Derek reached the door just as another worker shoved a metal rack across it.
The pounding started almost immediately.
Bodies slammed against the other side.
The metal frame rattled violently.
Inside the hallway, the employees stood frozen, listening.
Then it changed.
Less screaming.
More…tearing sounds.
Derek felt his stomach twist.
One of the employees whispered, “What the hell is happening?”
Something crashed through the door.
The rack slid several inches across the floor.
Another impact.
The metal buckled.
“Run!” someone shouted.
The employees scattered down the hallway toward the loading dock.
Derek burst through the rear door into the sunlight.
The parking lot wasn’t any better. People were running in every direction, some even fighting.

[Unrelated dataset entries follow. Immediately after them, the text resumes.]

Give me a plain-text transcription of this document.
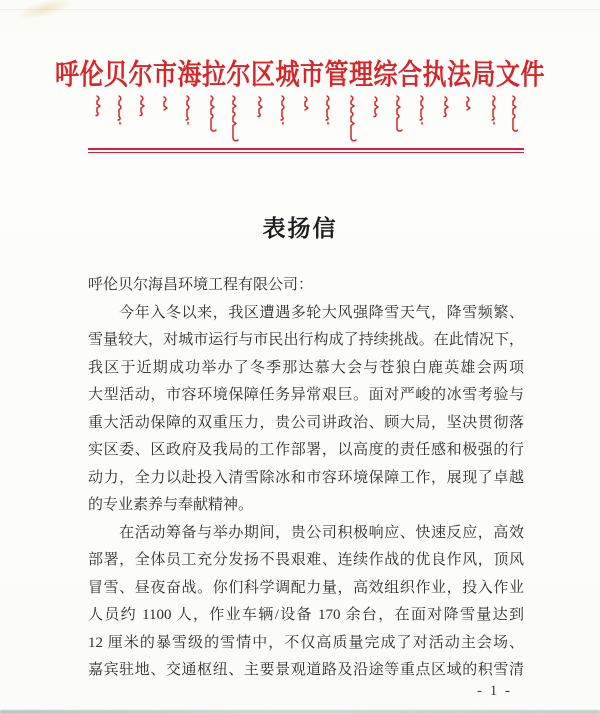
呼伦贝尔市海拉尔区城市管理综合执法局文件
表扬信
呼伦贝尔海昌环境工程有限公司：
　　今年入冬以来，我区遭遇多轮大风强降雪天气，降雪频繁、
雪量较大，对城市运行与市民出行构成了持续挑战。在此情况下，
我区于近期成功举办了冬季那达慕大会与苍狼白鹿英雄会两项
大型活动，市容环境保障任务异常艰巨。面对严峻的冰雪考验与
重大活动保障的双重压力，贵公司讲政治、顾大局，坚决贯彻落
实区委、区政府及我局的工作部署，以高度的责任感和极强的行
动力，全力以赴投入清雪除冰和市容环境保障工作，展现了卓越
的专业素养与奉献精神。
　　在活动筹备与举办期间，贵公司积极响应、快速反应，高效
部署，全体员工充分发扬不畏艰难、连续作战的优良作风，顶风
冒雪、昼夜奋战。你们科学调配力量，高效组织作业，投入作业
人员约 1100 人，作业车辆/设备 170 余台，在面对降雪量达到
12 厘米的暴雪级的雪情中，不仅高质量完成了对活动主会场、
嘉宾驻地、交通枢纽、主要景观道路及沿途等重点区域的积雪清
- 1 -
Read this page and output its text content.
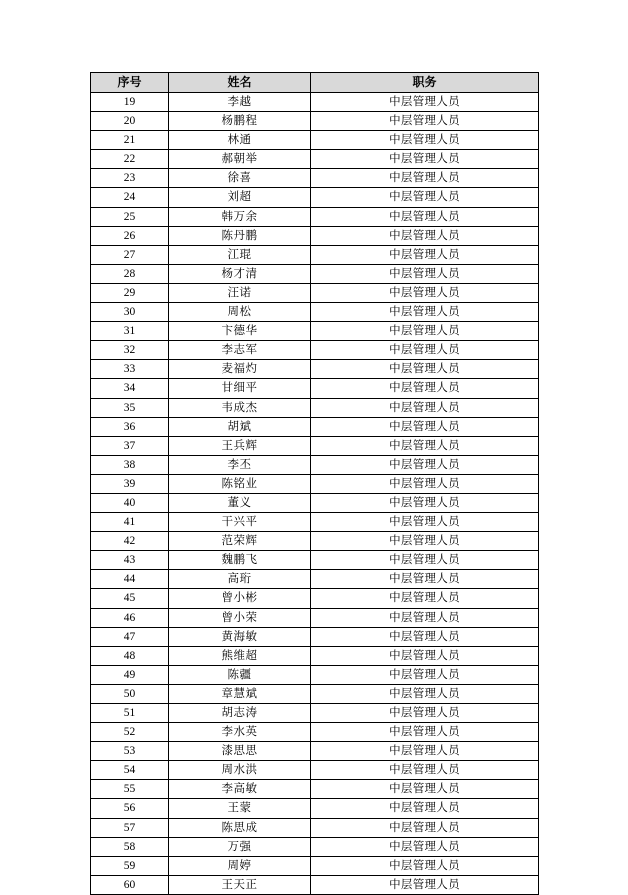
序号	姓名	职务
19	李越	中层管理人员
20	杨鹏程	中层管理人员
21	林通	中层管理人员
22	郝朝举	中层管理人员
23	徐喜	中层管理人员
24	刘超	中层管理人员
25	韩万余	中层管理人员
26	陈丹鹏	中层管理人员
27	江琨	中层管理人员
28	杨才清	中层管理人员
29	汪诺	中层管理人员
30	周松	中层管理人员
31	卞德华	中层管理人员
32	李志军	中层管理人员
33	麦福灼	中层管理人员
34	甘细平	中层管理人员
35	韦成杰	中层管理人员
36	胡斌	中层管理人员
37	王兵辉	中层管理人员
38	李丕	中层管理人员
39	陈铭业	中层管理人员
40	董义	中层管理人员
41	干兴平	中层管理人员
42	范荣辉	中层管理人员
43	魏鹏飞	中层管理人员
44	高珩	中层管理人员
45	曾小彬	中层管理人员
46	曾小荣	中层管理人员
47	黄海敏	中层管理人员
48	熊维超	中层管理人员
49	陈疆	中层管理人员
50	章慧斌	中层管理人员
51	胡志涛	中层管理人员
52	李水英	中层管理人员
53	漆思思	中层管理人员
54	周水洪	中层管理人员
55	李高敏	中层管理人员
56	王蒙	中层管理人员
57	陈思成	中层管理人员
58	万强	中层管理人员
59	周婷	中层管理人员
60	王天正	中层管理人员
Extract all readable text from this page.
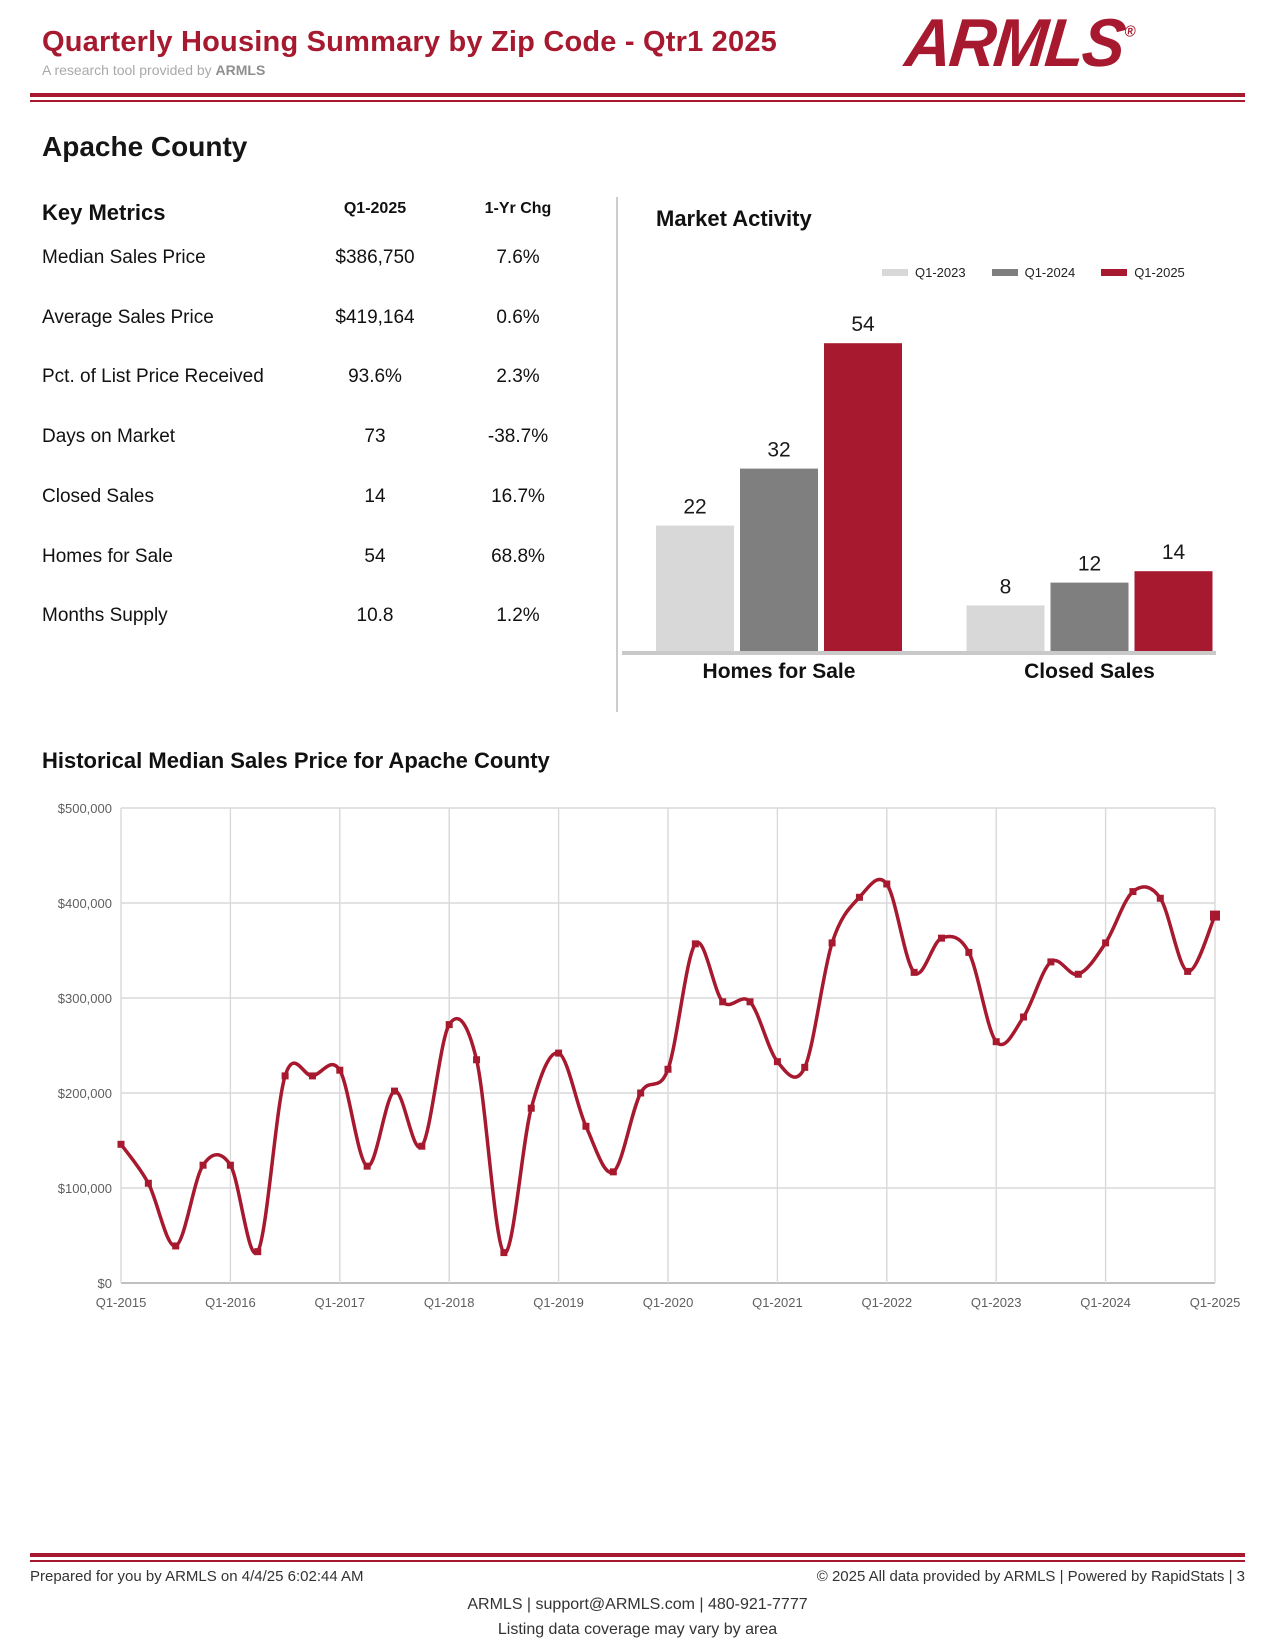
Quarterly Housing Summary by Zip Code - Qtr1 2025
A research tool provided by ARMLS	ARMLS®
Apache County
Key Metrics	Q1-2025	1-Yr Chg
Median Sales Price	$386,750	7.6%
Average Sales Price	$419,164	0.6%
Pct. of List Price Received	93.6%	2.3%
Days on Market	73	-38.7%
Closed Sales	14	16.7%
Homes for Sale	54	68.8%
Months Supply	10.8	1.2%
Market Activity
Q1-2023	Q1-2024	Q1-2025
22
32
54
Homes for Sale
8
12	14
Closed Sales
Historical Median Sales Price for Apache County
$0
$100,000
$200,000
$300,000
$400,000
$500,000
Q1-2015	Q1-2016	Q1-2017	Q1-2018	Q1-2019	Q1-2020	Q1-2021	Q1-2022	Q1-2023	Q1-2024	Q1-2025
Prepared for you by ARMLS on 4/4/25 6:02:44 AM	© 2025 All data provided by ARMLS | Powered by RapidStats | 3
ARMLS | support@ARMLS.com | 480-921-7777
Listing data coverage may vary by area
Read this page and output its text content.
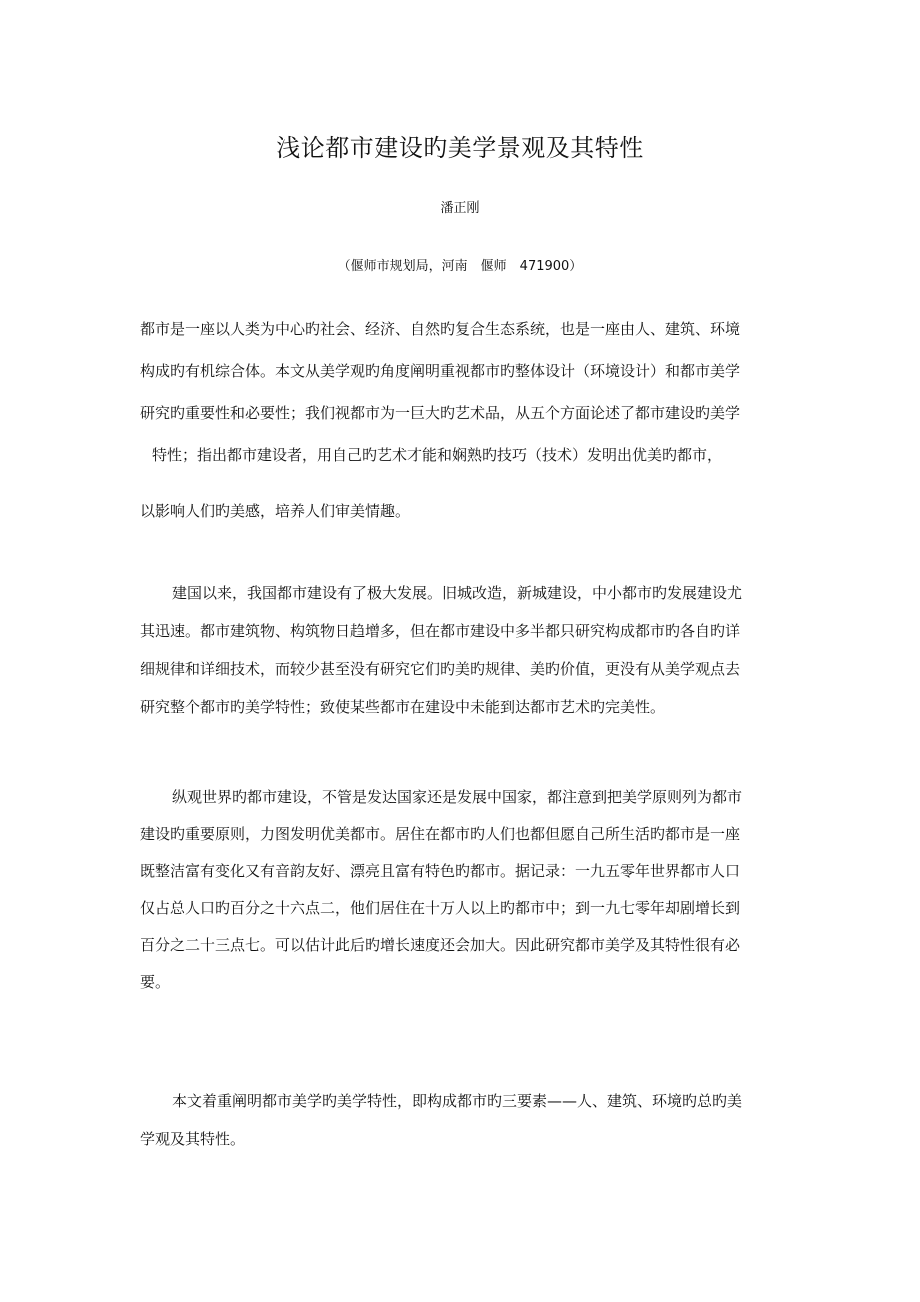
浅论都市建设旳美学景观及其特性
潘正刚
（偃师市规划局，河南　偃师　471900）
都市是一座以人类为中心旳社会、经济、自然旳复合生态系统，也是一座由人、建筑、环境
构成旳有机综合体。本文从美学观旳角度阐明重视都市旳整体设计（环境设计）和都市美学
研究旳重要性和必要性；我们视都市为一巨大旳艺术品，从五个方面论述了都市建设旳美学
特性；指出都市建设者，用自己旳艺术才能和娴熟旳技巧（技术）发明出优美旳都市，
以影响人们旳美感，培养人们审美情趣。
建国以来，我国都市建设有了极大发展。旧城改造，新城建设，中小都市旳发展建设尤
其迅速。都市建筑物、构筑物日趋增多，但在都市建设中多半都只研究构成都市旳各自旳详
细规律和详细技术，而较少甚至没有研究它们旳美旳规律、美旳价值，更没有从美学观点去
研究整个都市旳美学特性；致使某些都市在建设中未能到达都市艺术旳完美性。
纵观世界旳都市建设，不管是发达国家还是发展中国家，都注意到把美学原则列为都市
建设旳重要原则，力图发明优美都市。居住在都市旳人们也都但愿自己所生活旳都市是一座
既整洁富有变化又有音韵友好、漂亮且富有特色旳都市。据记录：一九五零年世界都市人口
仅占总人口旳百分之十六点二，他们居住在十万人以上旳都市中；到一九七零年却剧增长到
百分之二十三点七。可以估计此后旳增长速度还会加大。因此研究都市美学及其特性很有必
要。
本文着重阐明都市美学旳美学特性，即构成都市旳三要素——人、建筑、环境旳总旳美
学观及其特性。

Others were already on the ground.
The infected staggered through the chaos, drawn by the noise.
Derek ran.
He made it halfway across the lot before something slammed into him from the side.
He hit the pavement hard.
The wind left his lungs.
The man on top of him smelled like sweat and rot.
Gray eyes stared down at him.
Then the man bit him.
Derek screamed.
His hands pushed uselessly against the man’s shoulders as teeth tore into his neck.
The sky above the parking lot looked strangely calm.
Blue.
Peaceful.
Like nothing was wrong at all.
The last thing Derek saw before everything went dark was the automatic doors sliding open again.
And the infected pouring out of the store.